Monday 30 July 2012

Tubestop

They sit like badly arranged waxworks.  The father's face appears to have run under heat of some kind, perhaps a long time ago.  The mother, if that's what she is – she looks almost as young as the eldest daughter – stares into space.  Her eyes don't register the advertising posters as they flow past at stations, and there is a hint of silvery drool at the corner of her mouth.  Luggage of all kinds is piled across their laps and around them, blocking the doors and the passage along the carriage.  Children are clustered in amongst the luggage, looking uncomfortable, perhaps embarrassed to be with these people and their unconcern for the other people on the train.  The children are muted, somehow compressed, possible a remnant of the memory of crowding into the carriage, pushing ahead of other people at the station, using the luggage first as a wedge, and then as a ram to secure their places in the carriage.  None of them sit, that is a privilege reserved for their parents.
Announcements are made, and neither parent reacts, even when the children begin to show signs of fear.  They are aware that the stations that are being called are wrong, that this is not the right line, that the train is not heading towards the airport.  Yet none of them speak up, and slowly their heads drop and they begin to stare at the floor, almost as if dreading something that is yet to happen.

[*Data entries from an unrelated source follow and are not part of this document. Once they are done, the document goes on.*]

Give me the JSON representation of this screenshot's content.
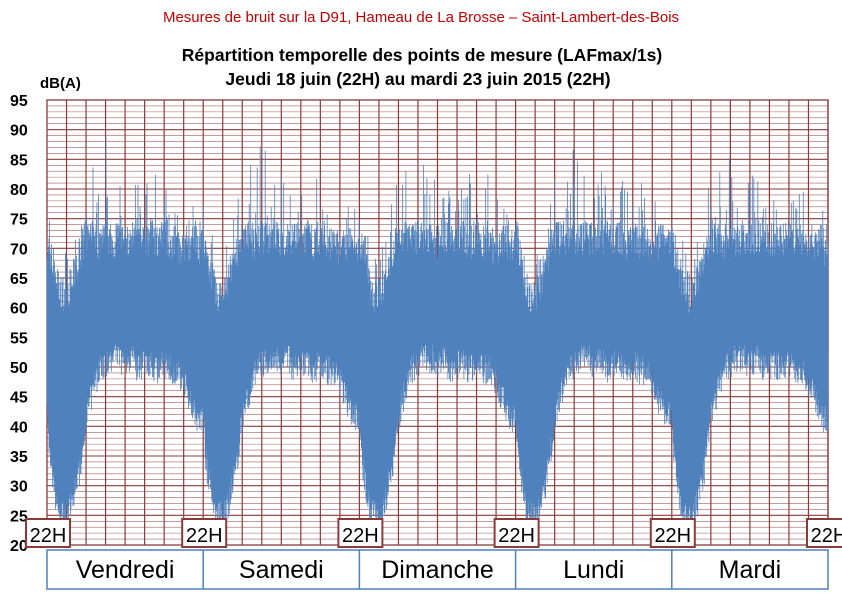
{
  "page": {
    "header_title": "Mesures de bruit sur la D91, Hameau de La Brosse – Saint-Lambert-des-Bois"
  },
  "colors": {
    "header": "#c00000",
    "series": "#4f81bd",
    "grid": "#8b3a3a",
    "day_box": "#4f81bd"
  },
  "chart_data": {
    "type": "area",
    "title": "Répartition temporelle des points de mesure (LAFmax/1s)",
    "subtitle": "Jeudi 18 juin (22H) au mardi 23 juin 2015 (22H)",
    "ylabel": "dB(A)",
    "ylim": [
      20,
      95
    ],
    "yticks": [
      95,
      90,
      85,
      80,
      75,
      70,
      65,
      60,
      55,
      50,
      45,
      40,
      35,
      30,
      25,
      20
    ],
    "time_markers": [
      "22H",
      "22H",
      "22H",
      "22H",
      "22H",
      "22H"
    ],
    "days": [
      "Vendredi",
      "Samedi",
      "Dimanche",
      "Lundi",
      "Mardi"
    ],
    "grid": true,
    "series": [
      {
        "hours": [
          0,
          0.5,
          1,
          1.5,
          2,
          3,
          4,
          5,
          6,
          7,
          8,
          9,
          10,
          11,
          12,
          13,
          14,
          15,
          16,
          17,
          18,
          19,
          20,
          21,
          22,
          22.5,
          23,
          23.5,
          24
        ],
        "upper": [
          72,
          70,
          68,
          66,
          63,
          63,
          66,
          70,
          73,
          73,
          72,
          73,
          72,
          73,
          72,
          73,
          73,
          72,
          73,
          72,
          73,
          72,
          72,
          71,
          72,
          72,
          72,
          71,
          72
        ],
        "lower": [
          42,
          34,
          30,
          27,
          26,
          25,
          28,
          33,
          42,
          46,
          50,
          51,
          52,
          52,
          51,
          52,
          50,
          51,
          51,
          50,
          51,
          50,
          50,
          48,
          45,
          44,
          42,
          42,
          42
        ],
        "peak_max": [
          78,
          76,
          74,
          72,
          70,
          70,
          73,
          78,
          82,
          85,
          83,
          90,
          84,
          82,
          83,
          84,
          82,
          80,
          83,
          84,
          82,
          81,
          83,
          80,
          78,
          78,
          77,
          77,
          78
        ]
      }
    ]
  }
}
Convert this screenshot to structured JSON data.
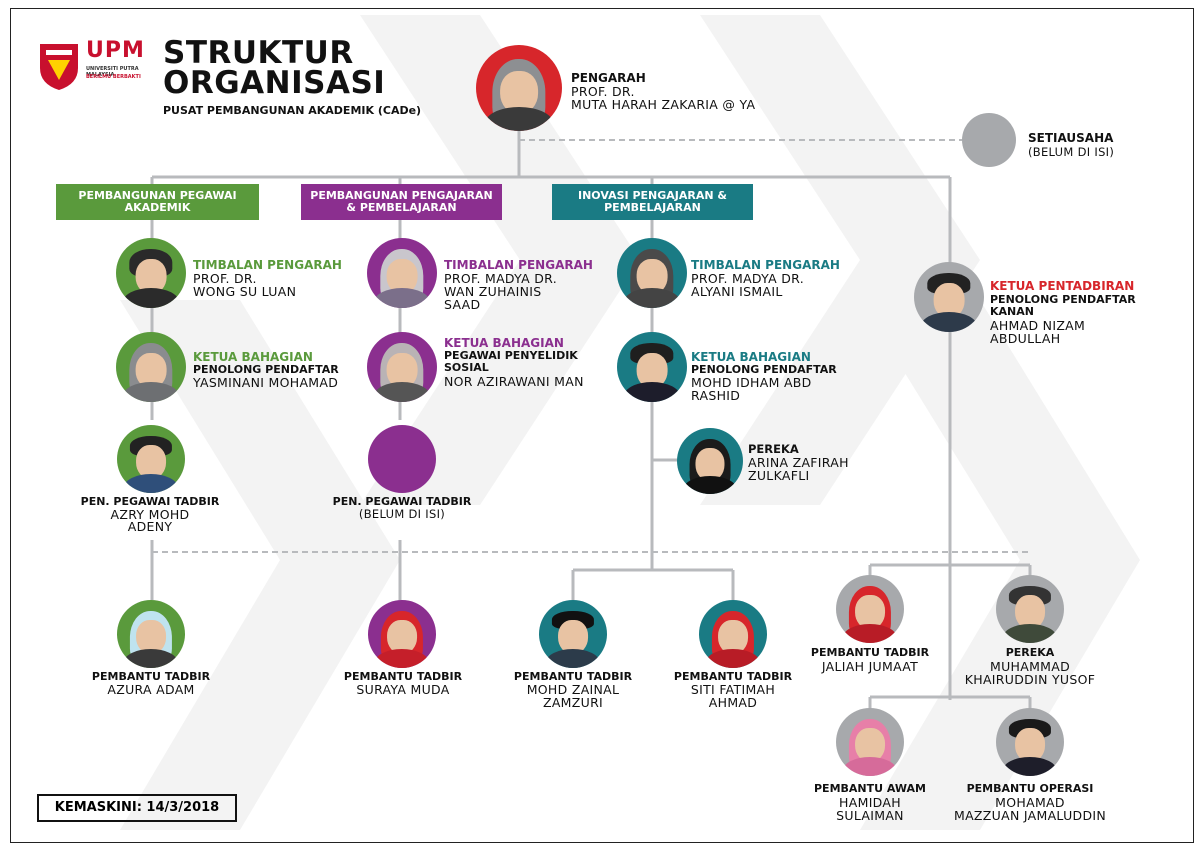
{
  "header": {
    "title_line1": "STRUKTUR",
    "title_line2": "ORGANISASI",
    "subtitle": "PUSAT PEMBANGUNAN AKADEMIK (CADe)",
    "logo_text": "UPM",
    "logo_sub1": "UNIVERSITI PUTRA MALAYSIA",
    "logo_sub2": "BERILMU BERBAKTI"
  },
  "colors": {
    "green": "#5a9a3c",
    "purple": "#8b2f8f",
    "teal": "#1a7b84",
    "red": "#d7262b",
    "grey": "#a7a9ac",
    "line": "#b8babd"
  },
  "director": {
    "role": "PENGARAH",
    "name1": "PROF. DR.",
    "name2": "MUTA HARAH ZAKARIA @ YA"
  },
  "secretary": {
    "role": "SETIAUSAHA",
    "name": "(BELUM DI ISI)"
  },
  "divisions": [
    {
      "header": "PEMBANGUNAN PEGAWAI AKADEMIK",
      "deputy": {
        "role": "TIMBALAN PENGARAH",
        "n1": "PROF. DR.",
        "n2": "WONG SU LUAN"
      },
      "head": {
        "role": "KETUA BAHAGIAN",
        "post": "PENOLONG PENDAFTAR",
        "n1": "YASMINANI MOHAMAD"
      },
      "officer": {
        "post": "PEN. PEGAWAI TADBIR",
        "n1": "AZRY MOHD",
        "n2": "ADENY"
      }
    },
    {
      "header": "PEMBANGUNAN PENGAJARAN & PEMBELAJARAN",
      "deputy": {
        "role": "TIMBALAN PENGARAH",
        "n1": "PROF. MADYA DR.",
        "n2": "WAN ZUHAINIS",
        "n3": "SAAD"
      },
      "head": {
        "role": "KETUA BAHAGIAN",
        "post1": "PEGAWAI PENYELIDIK",
        "post2": "SOSIAL",
        "n1": "NOR AZIRAWANI MAN"
      },
      "officer": {
        "post": "PEN. PEGAWAI TADBIR",
        "n1": "(BELUM DI ISI)"
      }
    },
    {
      "header": "INOVASI PENGAJARAN & PEMBELAJARAN",
      "deputy": {
        "role": "TIMBALAN PENGARAH",
        "n1": "PROF. MADYA DR.",
        "n2": "ALYANI ISMAIL"
      },
      "head": {
        "role": "KETUA BAHAGIAN",
        "post": "PENOLONG PENDAFTAR",
        "n1": "MOHD IDHAM ABD",
        "n2": "RASHID"
      },
      "designer": {
        "post": "PEREKA",
        "n1": "ARINA ZAFIRAH",
        "n2": "ZULKAFLI"
      }
    }
  ],
  "admin": {
    "role": "KETUA PENTADBIRAN",
    "post1": "PENOLONG PENDAFTAR",
    "post2": "KANAN",
    "n1": "AHMAD NIZAM",
    "n2": "ABDULLAH"
  },
  "staff": [
    {
      "post": "PEMBANTU TADBIR",
      "n1": "AZURA ADAM"
    },
    {
      "post": "PEMBANTU TADBIR",
      "n1": "SURAYA MUDA"
    },
    {
      "post": "PEMBANTU TADBIR",
      "n1": "MOHD ZAINAL",
      "n2": "ZAMZURI"
    },
    {
      "post": "PEMBANTU TADBIR",
      "n1": "SITI FATIMAH",
      "n2": "AHMAD"
    },
    {
      "post": "PEMBANTU TADBIR",
      "n1": "JALIAH JUMAAT"
    },
    {
      "post": "PEREKA",
      "n1": "MUHAMMAD",
      "n2": "KHAIRUDDIN YUSOF"
    },
    {
      "post": "PEMBANTU AWAM",
      "n1": "HAMIDAH",
      "n2": "SULAIMAN"
    },
    {
      "post": "PEMBANTU OPERASI",
      "n1": "MOHAMAD",
      "n2": "MAZZUAN JAMALUDDIN"
    }
  ],
  "footer": {
    "updated": "KEMASKINI: 14/3/2018"
  }
}
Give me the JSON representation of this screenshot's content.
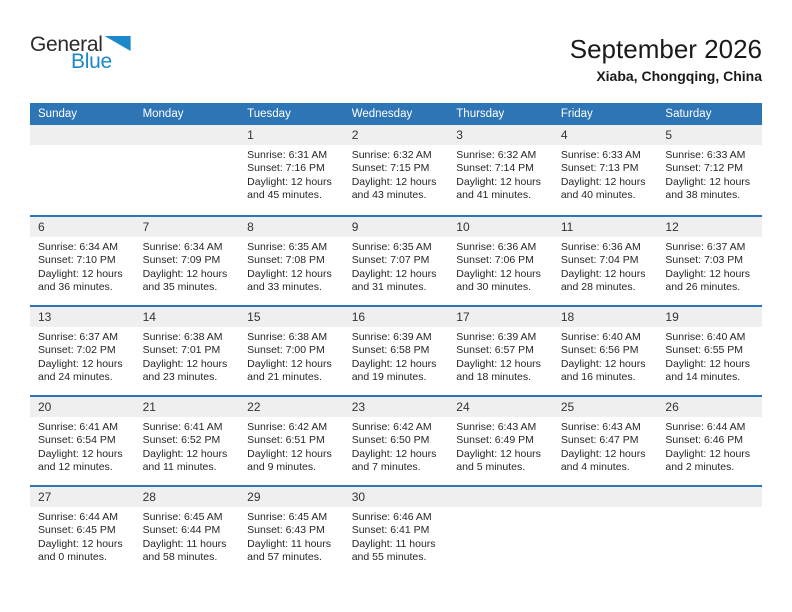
{
  "logo": {
    "part1": "General",
    "part2": "Blue"
  },
  "header": {
    "title": "September 2026",
    "subtitle": "Xiaba, Chongqing, China"
  },
  "weekdays": [
    "Sunday",
    "Monday",
    "Tuesday",
    "Wednesday",
    "Thursday",
    "Friday",
    "Saturday"
  ],
  "colors": {
    "header_bg": "#2E75B6",
    "row_divider": "#2E75B6",
    "date_strip_bg": "#EFEFEF",
    "logo_blue": "#1C87C9",
    "weekday_text": "#FFFFFF",
    "body_text": "#262626"
  },
  "weeks": [
    [
      null,
      null,
      {
        "day": "1",
        "sunrise": "Sunrise: 6:31 AM",
        "sunset": "Sunset: 7:16 PM",
        "daylight": "Daylight: 12 hours and 45 minutes."
      },
      {
        "day": "2",
        "sunrise": "Sunrise: 6:32 AM",
        "sunset": "Sunset: 7:15 PM",
        "daylight": "Daylight: 12 hours and 43 minutes."
      },
      {
        "day": "3",
        "sunrise": "Sunrise: 6:32 AM",
        "sunset": "Sunset: 7:14 PM",
        "daylight": "Daylight: 12 hours and 41 minutes."
      },
      {
        "day": "4",
        "sunrise": "Sunrise: 6:33 AM",
        "sunset": "Sunset: 7:13 PM",
        "daylight": "Daylight: 12 hours and 40 minutes."
      },
      {
        "day": "5",
        "sunrise": "Sunrise: 6:33 AM",
        "sunset": "Sunset: 7:12 PM",
        "daylight": "Daylight: 12 hours and 38 minutes."
      }
    ],
    [
      {
        "day": "6",
        "sunrise": "Sunrise: 6:34 AM",
        "sunset": "Sunset: 7:10 PM",
        "daylight": "Daylight: 12 hours and 36 minutes."
      },
      {
        "day": "7",
        "sunrise": "Sunrise: 6:34 AM",
        "sunset": "Sunset: 7:09 PM",
        "daylight": "Daylight: 12 hours and 35 minutes."
      },
      {
        "day": "8",
        "sunrise": "Sunrise: 6:35 AM",
        "sunset": "Sunset: 7:08 PM",
        "daylight": "Daylight: 12 hours and 33 minutes."
      },
      {
        "day": "9",
        "sunrise": "Sunrise: 6:35 AM",
        "sunset": "Sunset: 7:07 PM",
        "daylight": "Daylight: 12 hours and 31 minutes."
      },
      {
        "day": "10",
        "sunrise": "Sunrise: 6:36 AM",
        "sunset": "Sunset: 7:06 PM",
        "daylight": "Daylight: 12 hours and 30 minutes."
      },
      {
        "day": "11",
        "sunrise": "Sunrise: 6:36 AM",
        "sunset": "Sunset: 7:04 PM",
        "daylight": "Daylight: 12 hours and 28 minutes."
      },
      {
        "day": "12",
        "sunrise": "Sunrise: 6:37 AM",
        "sunset": "Sunset: 7:03 PM",
        "daylight": "Daylight: 12 hours and 26 minutes."
      }
    ],
    [
      {
        "day": "13",
        "sunrise": "Sunrise: 6:37 AM",
        "sunset": "Sunset: 7:02 PM",
        "daylight": "Daylight: 12 hours and 24 minutes."
      },
      {
        "day": "14",
        "sunrise": "Sunrise: 6:38 AM",
        "sunset": "Sunset: 7:01 PM",
        "daylight": "Daylight: 12 hours and 23 minutes."
      },
      {
        "day": "15",
        "sunrise": "Sunrise: 6:38 AM",
        "sunset": "Sunset: 7:00 PM",
        "daylight": "Daylight: 12 hours and 21 minutes."
      },
      {
        "day": "16",
        "sunrise": "Sunrise: 6:39 AM",
        "sunset": "Sunset: 6:58 PM",
        "daylight": "Daylight: 12 hours and 19 minutes."
      },
      {
        "day": "17",
        "sunrise": "Sunrise: 6:39 AM",
        "sunset": "Sunset: 6:57 PM",
        "daylight": "Daylight: 12 hours and 18 minutes."
      },
      {
        "day": "18",
        "sunrise": "Sunrise: 6:40 AM",
        "sunset": "Sunset: 6:56 PM",
        "daylight": "Daylight: 12 hours and 16 minutes."
      },
      {
        "day": "19",
        "sunrise": "Sunrise: 6:40 AM",
        "sunset": "Sunset: 6:55 PM",
        "daylight": "Daylight: 12 hours and 14 minutes."
      }
    ],
    [
      {
        "day": "20",
        "sunrise": "Sunrise: 6:41 AM",
        "sunset": "Sunset: 6:54 PM",
        "daylight": "Daylight: 12 hours and 12 minutes."
      },
      {
        "day": "21",
        "sunrise": "Sunrise: 6:41 AM",
        "sunset": "Sunset: 6:52 PM",
        "daylight": "Daylight: 12 hours and 11 minutes."
      },
      {
        "day": "22",
        "sunrise": "Sunrise: 6:42 AM",
        "sunset": "Sunset: 6:51 PM",
        "daylight": "Daylight: 12 hours and 9 minutes."
      },
      {
        "day": "23",
        "sunrise": "Sunrise: 6:42 AM",
        "sunset": "Sunset: 6:50 PM",
        "daylight": "Daylight: 12 hours and 7 minutes."
      },
      {
        "day": "24",
        "sunrise": "Sunrise: 6:43 AM",
        "sunset": "Sunset: 6:49 PM",
        "daylight": "Daylight: 12 hours and 5 minutes."
      },
      {
        "day": "25",
        "sunrise": "Sunrise: 6:43 AM",
        "sunset": "Sunset: 6:47 PM",
        "daylight": "Daylight: 12 hours and 4 minutes."
      },
      {
        "day": "26",
        "sunrise": "Sunrise: 6:44 AM",
        "sunset": "Sunset: 6:46 PM",
        "daylight": "Daylight: 12 hours and 2 minutes."
      }
    ],
    [
      {
        "day": "27",
        "sunrise": "Sunrise: 6:44 AM",
        "sunset": "Sunset: 6:45 PM",
        "daylight": "Daylight: 12 hours and 0 minutes."
      },
      {
        "day": "28",
        "sunrise": "Sunrise: 6:45 AM",
        "sunset": "Sunset: 6:44 PM",
        "daylight": "Daylight: 11 hours and 58 minutes."
      },
      {
        "day": "29",
        "sunrise": "Sunrise: 6:45 AM",
        "sunset": "Sunset: 6:43 PM",
        "daylight": "Daylight: 11 hours and 57 minutes."
      },
      {
        "day": "30",
        "sunrise": "Sunrise: 6:46 AM",
        "sunset": "Sunset: 6:41 PM",
        "daylight": "Daylight: 11 hours and 55 minutes."
      },
      null,
      null,
      null
    ]
  ]
}
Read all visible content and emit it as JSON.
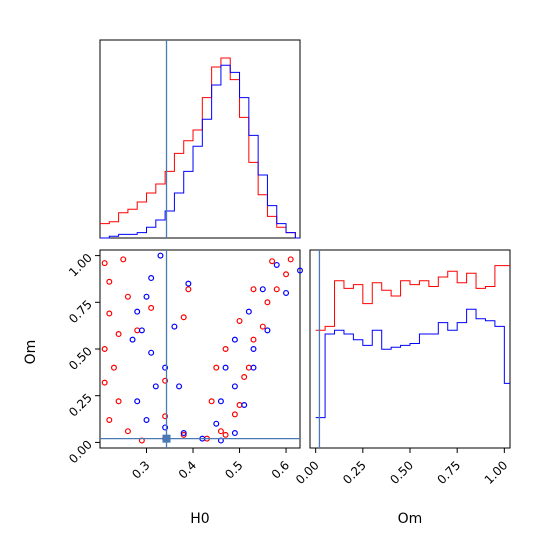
{
  "chart_data": [
    {
      "panel": "H0 marginal",
      "type": "line",
      "xlabel": "",
      "xlim": [
        0.2,
        0.63
      ],
      "truth_line": 0.343,
      "series": [
        {
          "color": "#ff0000",
          "x": [
            0.2,
            0.22,
            0.24,
            0.26,
            0.28,
            0.3,
            0.32,
            0.34,
            0.36,
            0.38,
            0.4,
            0.42,
            0.44,
            0.46,
            0.48,
            0.5,
            0.52,
            0.54,
            0.56,
            0.58,
            0.6,
            0.62
          ],
          "values": [
            0.08,
            0.09,
            0.14,
            0.16,
            0.2,
            0.25,
            0.3,
            0.37,
            0.47,
            0.54,
            0.6,
            0.78,
            0.95,
            1.0,
            0.88,
            0.67,
            0.42,
            0.24,
            0.12,
            0.06,
            0.03,
            0.0
          ]
        },
        {
          "color": "#0000ff",
          "x": [
            0.2,
            0.22,
            0.24,
            0.26,
            0.28,
            0.3,
            0.32,
            0.34,
            0.36,
            0.38,
            0.4,
            0.42,
            0.44,
            0.46,
            0.48,
            0.5,
            0.52,
            0.54,
            0.56,
            0.58,
            0.6,
            0.62
          ],
          "values": [
            0.0,
            0.01,
            0.02,
            0.02,
            0.03,
            0.06,
            0.1,
            0.15,
            0.25,
            0.37,
            0.51,
            0.66,
            0.85,
            0.96,
            0.92,
            0.78,
            0.57,
            0.35,
            0.18,
            0.08,
            0.03,
            0.0
          ]
        }
      ]
    },
    {
      "panel": "H0 vs Om joint",
      "type": "scatter",
      "xlabel": "H0",
      "ylabel": "Om",
      "xlim": [
        0.2,
        0.63
      ],
      "ylim": [
        -0.03,
        1.03
      ],
      "xticks": [
        "0.3",
        "0.4",
        "0.5",
        "0.6"
      ],
      "xtick_values": [
        0.3,
        0.4,
        0.5,
        0.6
      ],
      "yticks": [
        "0.00",
        "0.25",
        "0.50",
        "0.75",
        "1.00"
      ],
      "ytick_values": [
        0.0,
        0.25,
        0.5,
        0.75,
        1.0
      ],
      "truth_point": [
        0.343,
        0.02
      ],
      "series": [
        {
          "color": "#ff0000",
          "points": [
            [
              0.21,
              0.96
            ],
            [
              0.25,
              0.98
            ],
            [
              0.22,
              0.86
            ],
            [
              0.26,
              0.78
            ],
            [
              0.22,
              0.69
            ],
            [
              0.24,
              0.58
            ],
            [
              0.21,
              0.5
            ],
            [
              0.23,
              0.4
            ],
            [
              0.21,
              0.32
            ],
            [
              0.24,
              0.22
            ],
            [
              0.22,
              0.12
            ],
            [
              0.26,
              0.06
            ],
            [
              0.29,
              0.01
            ],
            [
              0.34,
              0.02
            ],
            [
              0.38,
              0.04
            ],
            [
              0.43,
              0.02
            ],
            [
              0.47,
              0.04
            ],
            [
              0.5,
              0.2
            ],
            [
              0.52,
              0.4
            ],
            [
              0.55,
              0.62
            ],
            [
              0.58,
              0.82
            ],
            [
              0.61,
              0.98
            ],
            [
              0.57,
              0.97
            ],
            [
              0.53,
              0.82
            ],
            [
              0.5,
              0.65
            ],
            [
              0.47,
              0.5
            ],
            [
              0.45,
              0.4
            ],
            [
              0.44,
              0.22
            ],
            [
              0.46,
              0.06
            ],
            [
              0.49,
              0.15
            ],
            [
              0.51,
              0.35
            ],
            [
              0.53,
              0.55
            ],
            [
              0.56,
              0.75
            ],
            [
              0.6,
              0.9
            ],
            [
              0.34,
              0.14
            ],
            [
              0.34,
              0.33
            ],
            [
              0.38,
              0.67
            ],
            [
              0.39,
              0.82
            ],
            [
              0.31,
              0.72
            ],
            [
              0.28,
              0.6
            ]
          ]
        },
        {
          "color": "#0000ff",
          "points": [
            [
              0.33,
              1.0
            ],
            [
              0.31,
              0.88
            ],
            [
              0.3,
              0.78
            ],
            [
              0.28,
              0.7
            ],
            [
              0.29,
              0.6
            ],
            [
              0.27,
              0.55
            ],
            [
              0.31,
              0.48
            ],
            [
              0.34,
              0.4
            ],
            [
              0.32,
              0.3
            ],
            [
              0.28,
              0.22
            ],
            [
              0.3,
              0.12
            ],
            [
              0.34,
              0.08
            ],
            [
              0.38,
              0.05
            ],
            [
              0.42,
              0.02
            ],
            [
              0.46,
              0.01
            ],
            [
              0.49,
              0.05
            ],
            [
              0.51,
              0.2
            ],
            [
              0.53,
              0.4
            ],
            [
              0.56,
              0.6
            ],
            [
              0.6,
              0.8
            ],
            [
              0.63,
              0.92
            ],
            [
              0.58,
              0.95
            ],
            [
              0.55,
              0.82
            ],
            [
              0.52,
              0.7
            ],
            [
              0.49,
              0.55
            ],
            [
              0.47,
              0.4
            ],
            [
              0.46,
              0.22
            ],
            [
              0.45,
              0.1
            ],
            [
              0.49,
              0.3
            ],
            [
              0.53,
              0.5
            ],
            [
              0.36,
              0.62
            ],
            [
              0.37,
              0.3
            ],
            [
              0.39,
              0.85
            ]
          ]
        }
      ]
    },
    {
      "panel": "Om marginal",
      "type": "line",
      "xlabel": "Om",
      "xlim": [
        -0.03,
        1.03
      ],
      "xticks": [
        "0.00",
        "0.25",
        "0.50",
        "0.75",
        "1.00"
      ],
      "xtick_values": [
        0.0,
        0.25,
        0.5,
        0.75,
        1.0
      ],
      "truth_line": 0.02,
      "series": [
        {
          "color": "#ff0000",
          "x": [
            0.0,
            0.05,
            0.1,
            0.15,
            0.2,
            0.25,
            0.3,
            0.35,
            0.4,
            0.45,
            0.5,
            0.55,
            0.6,
            0.65,
            0.7,
            0.75,
            0.8,
            0.85,
            0.9,
            0.95,
            1.0
          ],
          "values": [
            0.62,
            0.64,
            0.88,
            0.84,
            0.86,
            0.76,
            0.87,
            0.83,
            0.8,
            0.88,
            0.86,
            0.88,
            0.85,
            0.9,
            0.93,
            0.87,
            0.92,
            0.84,
            0.85,
            0.96,
            0.96
          ]
        },
        {
          "color": "#0000ff",
          "x": [
            0.0,
            0.05,
            0.1,
            0.15,
            0.2,
            0.25,
            0.3,
            0.35,
            0.4,
            0.45,
            0.5,
            0.55,
            0.6,
            0.65,
            0.7,
            0.75,
            0.8,
            0.85,
            0.9,
            0.95,
            1.0
          ],
          "values": [
            0.16,
            0.6,
            0.62,
            0.6,
            0.57,
            0.54,
            0.62,
            0.52,
            0.53,
            0.54,
            0.55,
            0.6,
            0.6,
            0.66,
            0.62,
            0.66,
            0.73,
            0.68,
            0.67,
            0.64,
            0.34
          ]
        }
      ]
    }
  ],
  "colors": {
    "series_a": "#ff0000",
    "series_b": "#0000ff",
    "truth": "#4a7ab3"
  }
}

The train brakes sharply, a piston-shot sound like a puncture wound in the air.  The carriages snap and jerk, and the luggage is tumbled.  Much of it cannot move far, piled as it with the human buffers of the children to hold it in place, but a single suitcase espies a path to freedom and flings itself forward.  It makes it a few inches, then topples over, the seal at the top cracking and splitting and then the shell bouncing apart like a butterfly hatching from a cocoon.  Things spill out.
Father reacts slowly, as though having to reanimate his flesh from whichever waiting-room of the soul he was sitting in.  He makes a chopping gesture with his hand which is wasted on his children, none of whom move and most of whom don't look up.  His wife continues to stare ahead of her, her eyes vacant, wide, and dark.  He stands up as though having to instruct each muscle on what to do, stiffly, jerkily.  Only when he is standing does he seem to become more human, and when he crosses to the case and bends, it is almost graceful.  He gathers up fallen things, slim objects, small bags as of toiletries, a hairbrush with dark strands of hair attached to it, and pushes them back into the split, mewling case.  He does not attempt to arrange anything, everything is just pushed in with huge, strong hands.  Veins stand out on both his hands and his arms as he works, and there is a faint whistle as though a nostril is blocked.  When the case is refilled he presses it shut, his hands moving inexorably downwards until there is a click, a significant sound that seems to echo around the carriage.  Then he stands again, and brings the case with him, returning it to the spot it sought its freedom from.
The children shudder silently.
"That was your case, Freda," he says, his voice lacking warmth, tone and even cadence.  It is flat, neutral, boring.  No-one responds, and his brow furrows and his eyes narrow.  He repeats himself, the same words again, in the same toneless, tuneless voice.  Still no-one responds, and only then does he look properly at the mother, sitting, staring straight ahead.
"Freda?" he asks, though the rising intonation is barely present.  "Freda, that was your case."  He takes her hand, and she tilts to the side, her eyes rolling up in her head until only the whites show, and her mouth falling open.  Her tongue falls out, and seems to lap against her cheek.  The man in the seat next to her flinches, but manners keep him from pulling away altogether.
Father places two fingers on her wrist, but it is cold already and tells him all he needs to know.
"Your mother is dead, children," he says in that same flat voice.  "Did we remember to pack a coffin?"